Singlehurst stands out on this list as a generalist investor, but he views that as a strength, not a weakness when it comes to healthcare investing. “There seems to be a general consensus that specialist investors do health care, and non-specialist investors can’t do everything else. We don’t believe that’s true,” he explained. As the head of private investments at Baillie Gifford, Singlehurst’s team has led the firm’s investments in startups Ro, Tempus, and Honor—all some of the biggest health tech deals to date. Singlehurst joined Baillie Gifford’s graduate training program after finishing a master’s degree in 20th century philosophy in 2010. At the time, the firm was only investing in public companies. Singlehurst helped spearhead the company’s efforts to start investing in companies at their earliest stages, a division of Baillie Gifford that has since invested about $10 billion across over 100 businesses globally.

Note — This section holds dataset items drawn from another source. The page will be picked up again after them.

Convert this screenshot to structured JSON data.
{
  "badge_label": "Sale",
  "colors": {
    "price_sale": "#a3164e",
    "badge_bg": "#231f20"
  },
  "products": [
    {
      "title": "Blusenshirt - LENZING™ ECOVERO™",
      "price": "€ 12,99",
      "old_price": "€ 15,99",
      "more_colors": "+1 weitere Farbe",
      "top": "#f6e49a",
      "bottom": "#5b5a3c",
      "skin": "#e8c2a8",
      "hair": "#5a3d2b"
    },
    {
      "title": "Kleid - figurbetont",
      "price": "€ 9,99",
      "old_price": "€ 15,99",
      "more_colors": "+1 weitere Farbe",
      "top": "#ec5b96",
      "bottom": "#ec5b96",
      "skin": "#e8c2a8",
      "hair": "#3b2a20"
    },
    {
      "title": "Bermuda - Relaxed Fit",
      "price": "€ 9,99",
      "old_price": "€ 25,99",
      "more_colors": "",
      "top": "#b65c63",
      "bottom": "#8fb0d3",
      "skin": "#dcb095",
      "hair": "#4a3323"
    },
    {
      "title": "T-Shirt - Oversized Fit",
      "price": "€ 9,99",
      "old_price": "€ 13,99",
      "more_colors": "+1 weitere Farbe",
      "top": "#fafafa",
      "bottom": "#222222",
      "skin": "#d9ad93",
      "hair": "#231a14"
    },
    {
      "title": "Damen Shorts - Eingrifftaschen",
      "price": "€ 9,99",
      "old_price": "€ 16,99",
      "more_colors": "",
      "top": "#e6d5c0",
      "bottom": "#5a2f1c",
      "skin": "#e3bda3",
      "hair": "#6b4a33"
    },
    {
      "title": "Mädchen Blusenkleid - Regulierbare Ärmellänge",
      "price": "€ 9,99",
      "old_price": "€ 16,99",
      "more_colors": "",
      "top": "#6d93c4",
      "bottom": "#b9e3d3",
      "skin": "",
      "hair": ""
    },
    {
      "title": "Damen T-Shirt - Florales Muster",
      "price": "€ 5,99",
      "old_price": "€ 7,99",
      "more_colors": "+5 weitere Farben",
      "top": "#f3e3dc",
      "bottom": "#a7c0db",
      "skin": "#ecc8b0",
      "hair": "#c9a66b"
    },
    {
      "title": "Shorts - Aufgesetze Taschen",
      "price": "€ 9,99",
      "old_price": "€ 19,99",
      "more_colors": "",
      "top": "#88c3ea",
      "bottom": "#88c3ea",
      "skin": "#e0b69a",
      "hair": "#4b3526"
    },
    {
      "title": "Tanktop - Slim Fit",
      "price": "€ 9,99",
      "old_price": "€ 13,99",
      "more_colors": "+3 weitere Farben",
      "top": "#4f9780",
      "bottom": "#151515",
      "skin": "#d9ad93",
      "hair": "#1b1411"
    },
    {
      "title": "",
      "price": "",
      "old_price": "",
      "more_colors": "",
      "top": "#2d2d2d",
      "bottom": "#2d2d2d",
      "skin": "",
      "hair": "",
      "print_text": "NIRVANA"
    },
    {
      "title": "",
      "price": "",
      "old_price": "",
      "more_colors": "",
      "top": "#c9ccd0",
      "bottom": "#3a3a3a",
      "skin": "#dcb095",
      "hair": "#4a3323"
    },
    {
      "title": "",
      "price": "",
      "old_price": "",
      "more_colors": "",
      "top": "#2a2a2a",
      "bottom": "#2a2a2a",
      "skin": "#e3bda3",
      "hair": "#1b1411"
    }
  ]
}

Krishna Yeshwant, Google Ventures

Courtesy of GV

Age: 44

Home base: Boston, Massachussets

Big deals: Oscar, One Medical, Beam Therapeutics

Before he was a healthcare investor and a doctor, Yeshwant was a computer scientist. His interest in health tech was piqued after he helped a group of surgeons build medical software in 2002. Like many investors who helped build the health tech investing field, Yeshwant saw an opportunity to merge tech entrepreneurship with medical treatments. He helped found GV’s incubation program, which has built companies such as Verve Therapeutics and Flatiron Health. “Science is breaking open to benefit patients and we’re still at the early innings of new advances in gene editing and base editing,” Yeshwant says. At GV, where he co-leads its life sciences group, Yeshwant’s portfolio includes more than fifty investments such as Beam Therapeutics, Oscar health and One Medical.


Bijan Salehizadeh, NaviMed Capital

Courtesy of Bijan Salehizadeh

Age: 49

Home base: Washington D.C.

Big deals: Auris, Velocity Clinical Research

Salehizadeh was the first seed investor in surgical robotics company Auris, which was sold to Johnson and Johnson in 2019 for $5.7 billion. A longtime partner at Highland Capital, he struck off on his own several years ago to found NaviMed Capital, which focuses on growth buyouts in the health tech space. Trained as a doctor before he pursued a career on the business side of healthcare, Salehizadeh has said that he is skeptical of tech entrepreneurs with no healthcare experience who think they can “disrupt” the highly regulated industry. With NaviMed, he helped build Velocity Clinical Research, a firm that consolidates clinical trial sites, which was bought by GHO Capital last year.


Sofia Guerra, Bessemer Venture Partners

Courtesy of Sofia Guerra

Age: 31

Home base: Boston, Massachusetts

Big deals: Oshi Health, House Rx, Turquoise Health

Guerra told me that her investments are still in their early stages, but that doesn’t mean she doesn’t know how to spot a winner. Her investments with Bessemer Venture Partners include the firm’s leading investment in House Rx’s Series A fundraising round. Before joining Bessemer, Guerra was an investor at BoxGroup Ventures. She is also the co-founder of Nucleate Bio, an entrepreneurship program that helps postdoctorate students and PhDs bring scientific projects to the commercial market. Guerra says that a founder’s drive and mission captures her attention. “I’m particularly excited to meet founders who have been outsiders or underdogs and have worked incredibly hard to turn those odds around,” she explains. “We are just in inning three of health tech so there is so much that we need to do to reverse the trends in rising healthcare costs and poor outcomes,” she added.